Melancholy


melancholy - A feeling of pensive sadness, typically with no obvious cause.




This afternoon, while I was on my way to Tesco with my roommate, my little sister whatsapp-ed me, mentioning my favourite newborn kitten just opened its eyes and she discovered its BLUE eyes. I was so ecstatic. Because that was so beautiful. Adorable KITTEN, with BLUE eyes. But it would take me months to see that kitten again because I just start my new semester. My roommate and I used to stalk this one Instagram profile blessed with beautiful, fluffy kittens and cats. One of the cats (the 'daddy') named Muffin has the most gorgeous, dreamy BLUE eyes and super fluffy white fur. To imagine one of the kittens at my home possesses BLUE eyes was lovely.
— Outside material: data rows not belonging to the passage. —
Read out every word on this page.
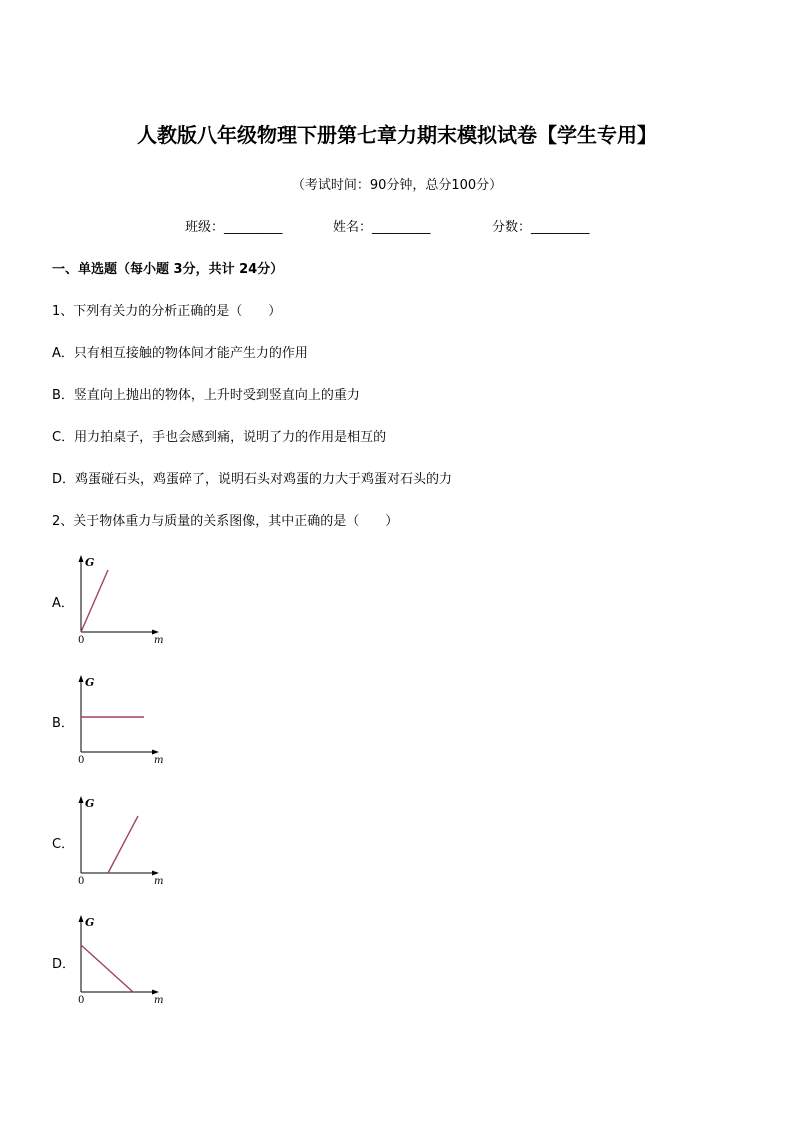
人教版八年级物理下册第七章力期末模拟试卷【学生专用】
（考试时间：90分钟，总分100分）
班级：_________	姓名：_________	分数：_________
一、单选题（每小题 3分，共计 24分）
1、下列有关力的分析正确的是（　　）
A．只有相互接触的物体间才能产生力的作用
B．竖直向上抛出的物体，上升时受到竖直向上的重力
C．用力拍桌子，手也会感到痛，说明了力的作用是相互的
D．鸡蛋碰石头，鸡蛋碎了，说明石头对鸡蛋的力大于鸡蛋对石头的力
2、关于物体重力与质量的关系图像，其中正确的是（　　）
A．
G
m
0
B．
G
m
0
C．
G
m
0
D．
G
m
0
But then on the early evening she whatsapp-ed me again, telling me that my favourite, blue-eyed kitten was ........... sick. Its body was really weak, skinny and fragile. It also had uneven breathing. Seeing the photo of its' mother putting her arm around its weak body broke my heart. My sister said that its' mother seemed to feel its pain because she was hugging it. 


That black-and-white kitten is my favourite one.

At 9pm, it was found to be ............... dead. Lying dead in front of the door of my house, said my little sister. Its mother carried it to the door and meowed sadly as if trying to convey the fact that her 'baby' was dead. Then my father burried its dead body and fed her to make her feel better. 


I was not really fond of cats (but I love kittens) but hearing this story from my little sister makes me feel down because I didn't see it coming. I am not supposed to feel sad, but I do. I just simply do.  

The Decision, The Path

Tomorrow will be my third day on semester 2. Semester 1 was a good start. English is always a challenge to me no matter how much I love that beautiful language. Semester 1 was confusing, exhausting and exciting. 

Confusing? Because I was struck with doubt (like, tons of times) whether this course is the right choice in the first place. 

I don't know why but whenever I heard people mention the word 'medic', I tend to wonder of what would happen if I chose that course. I must confess, I felt quite a slight of attachment towards that course deep in my heart. I kind of felt like it was meant for me, as if it was my destiny even though I didn't even have little 'affection' or interest towards it. Consequently, I began to feel torn between what I was supposed to do, what others wanted me to do and what I wanted to do. I thought I was supposed to choose medic because the path and the condition were perfectly laid out in front of me. Almost everyone wanted me to choose that course but I didn't really bother to listen to them (haha). Even when there were few friends supported my decision to go for TESOL and frowned upon listening to my temporary decision towards medic, I felt like they were underestimating me. Yeah, just because they can go for that course, what made they think that I couldn't? God, I was so emotional, over-thinking girl.  

Of course, I wanted to be free to study the subjects that I love - English. Being me, a free spirit, a reckless decision maker and a dreamer who would do anything for her dream - I chose what I wanted to do. 

My effort was never good enough. I would never call myself as a hardworking, stay-up-late-studying kind of student. I would never call myself as a bright student either. I always perceive that God is being nice to me, He showers me with 'rezeki' and every blissful thing that occurs in my life, I give Him the credit for it. I am nothing. I am nothing without Him. 

Now, I am twenty, young, still breathing (Alhamdulillah), a proud TESOLian (I don't give a damn even when you think my course is not fancy as yours) and ready to conquer............my own little world.